# Questions about my Mits LCD...



## dogmatix (Nov 18, 2008)

I have posted a lot of questions lately, but since I hav been helped each time, here is another plea:

I have an entry level Mits LCD HDTV, and it is supposed to be able to upconvert and display up to 1080p.
When viewing HD cable programing, I see "1080i" on the screen. I get that: the cable signal is broadcast at 1080i resolution.

1. How can I tell if the TV is upconverting the incoming 1080i signal to 1080p, or upconverting any signal at all?

2. Is the type of video processing in a HD Display/DVD/BluRay player important for those of us researching newer HD displays? For example, my Denon AVR has the Faroudja DCDi processor (I don't even know what my Oppo D-980H player uses). Nonetheless, are these important considerations in terms of whatever processor my next display unit would have? 

3. Finally, and this may not be the place to ask this, but what does "video switching" mean, and how can one take advantage of it?

Thanks.


----------



## eugovector (Sep 4, 2006)

1. Everything will be converted to 1080p, regardless of the source resolution.

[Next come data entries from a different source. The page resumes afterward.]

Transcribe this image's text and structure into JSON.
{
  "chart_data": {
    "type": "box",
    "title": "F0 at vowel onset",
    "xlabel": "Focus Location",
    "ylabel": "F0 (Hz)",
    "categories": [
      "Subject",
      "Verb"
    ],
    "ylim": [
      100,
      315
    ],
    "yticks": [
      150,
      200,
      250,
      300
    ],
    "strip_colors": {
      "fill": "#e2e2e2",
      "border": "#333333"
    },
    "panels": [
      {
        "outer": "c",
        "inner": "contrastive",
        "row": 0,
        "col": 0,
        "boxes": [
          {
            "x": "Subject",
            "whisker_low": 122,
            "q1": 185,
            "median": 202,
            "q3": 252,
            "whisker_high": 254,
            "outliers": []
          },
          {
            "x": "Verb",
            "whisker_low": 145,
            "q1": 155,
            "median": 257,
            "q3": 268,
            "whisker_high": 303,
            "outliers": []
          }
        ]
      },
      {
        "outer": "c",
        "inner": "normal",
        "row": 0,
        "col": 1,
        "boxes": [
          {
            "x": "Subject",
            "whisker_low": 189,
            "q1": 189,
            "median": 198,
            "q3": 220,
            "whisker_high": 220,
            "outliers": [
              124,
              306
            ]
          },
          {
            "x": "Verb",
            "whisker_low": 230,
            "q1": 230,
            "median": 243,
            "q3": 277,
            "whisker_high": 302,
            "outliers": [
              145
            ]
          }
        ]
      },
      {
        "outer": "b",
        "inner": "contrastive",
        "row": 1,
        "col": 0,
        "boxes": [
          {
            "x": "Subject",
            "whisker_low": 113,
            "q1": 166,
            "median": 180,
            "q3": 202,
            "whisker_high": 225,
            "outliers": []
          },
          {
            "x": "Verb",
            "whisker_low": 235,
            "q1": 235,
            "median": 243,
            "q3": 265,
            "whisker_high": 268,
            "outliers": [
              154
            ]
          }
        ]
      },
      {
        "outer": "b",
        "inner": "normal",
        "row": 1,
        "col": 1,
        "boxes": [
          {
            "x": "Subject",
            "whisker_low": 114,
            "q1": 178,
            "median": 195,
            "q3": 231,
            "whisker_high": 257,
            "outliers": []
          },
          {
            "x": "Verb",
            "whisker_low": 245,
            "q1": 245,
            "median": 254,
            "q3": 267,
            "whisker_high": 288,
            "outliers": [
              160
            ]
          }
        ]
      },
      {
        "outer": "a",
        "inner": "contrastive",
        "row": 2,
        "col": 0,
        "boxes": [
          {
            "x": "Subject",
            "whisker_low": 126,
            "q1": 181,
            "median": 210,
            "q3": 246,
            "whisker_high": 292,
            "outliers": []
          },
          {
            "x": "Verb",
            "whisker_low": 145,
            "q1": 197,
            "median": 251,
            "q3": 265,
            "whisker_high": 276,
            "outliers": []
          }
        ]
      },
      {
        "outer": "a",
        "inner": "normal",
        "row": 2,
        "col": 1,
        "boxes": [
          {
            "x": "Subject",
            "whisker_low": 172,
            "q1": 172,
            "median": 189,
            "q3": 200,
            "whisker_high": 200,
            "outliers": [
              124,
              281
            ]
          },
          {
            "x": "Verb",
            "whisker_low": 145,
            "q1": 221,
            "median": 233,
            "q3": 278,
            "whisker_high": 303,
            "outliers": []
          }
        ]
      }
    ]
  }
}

2. Yes, if you are particular, and the viewing conditions are right (sitting close enough, ootherwise properly calibrated, etc.)

3. Can you put it into context? Where did you see this term?


----------



## dogmatix (Nov 18, 2008)

3. Can you put it into context? Where did you see this term?[/QUOTE]

I believe I saw it on the spec sheet of my Denon AVR 2808CI, but I am not absolutely positive about that.


----------



## eugovector (Sep 4, 2006)

It just means that you'll plug into the AVR multiple source devices (DVD, Blu-ray, Cable Box, HTPC, Media Streamer) and then a single cable from the AVR to the display. Higher end receivers will upscale any resolution and any input (480i over s-video) to 1080p/720p output over HDMI.

Basically, it saves you from switching inputs on the display, just switch the AVR for both Audio and Video.


----------